Nigeria’s electricity sector was unbundled and partially privatised in 2013 during the administration of former President Goodluck Jonathan.
The reform divided the sector into three main components: generation, transmission, and distribution. While generation and distribution assets were sold to private investors, the transmission network remained under government control through the Transmission Company of Nigeria.
The company previously operated under a management contract with Manitoba Hydro International of Canada, which ended in 2019.
Despite the reforms, the transmission network has continued to struggle with limited capacity and frequent grid collapses, preventing electricity generated by power plants from reaching consumers effectively.
Meanwhile, the council also approved a new exit benefit scheme aimed at encouraging voluntary retirement among civil servants in ministries, departments, and agencies funded by the federal treasury.
According to Idris, the policy will provide additional retirement benefits of up to 100 percent of a worker’s total emoluments for eligible civil servants who choose to retire.
He said the scheme is consistent with the provisions of the Pension Reform Act governing the Contributory Pension Scheme.
The additional benefit will be separate from existing pension entitlements accumulated through monthly employee deductions and employer contributions.
Officials believe the initiative could help rejuvenate Nigeria’s civil service by encouraging older personnel to step aside voluntarily, thereby creating opportunities for younger officers to move into leadership positions.
The minister noted that the reform forms part of a broader effort by the government to improve efficiency within the public sector while gradually reducing the federal wage bill.

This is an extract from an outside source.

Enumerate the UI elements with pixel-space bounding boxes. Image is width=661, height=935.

Nigeria’s civil service has long faced criticism for being overly bureaucratic and resistant to reform, with analysts frequently pointing to an aging workforce as a barrier to innovation and productivity.
However, Idris said both the power sector initiative and the new retirement benefit programme are still in the early stages of development, with further details on eligibility requirements and implementation timelines expected to emerge as the policies are refined.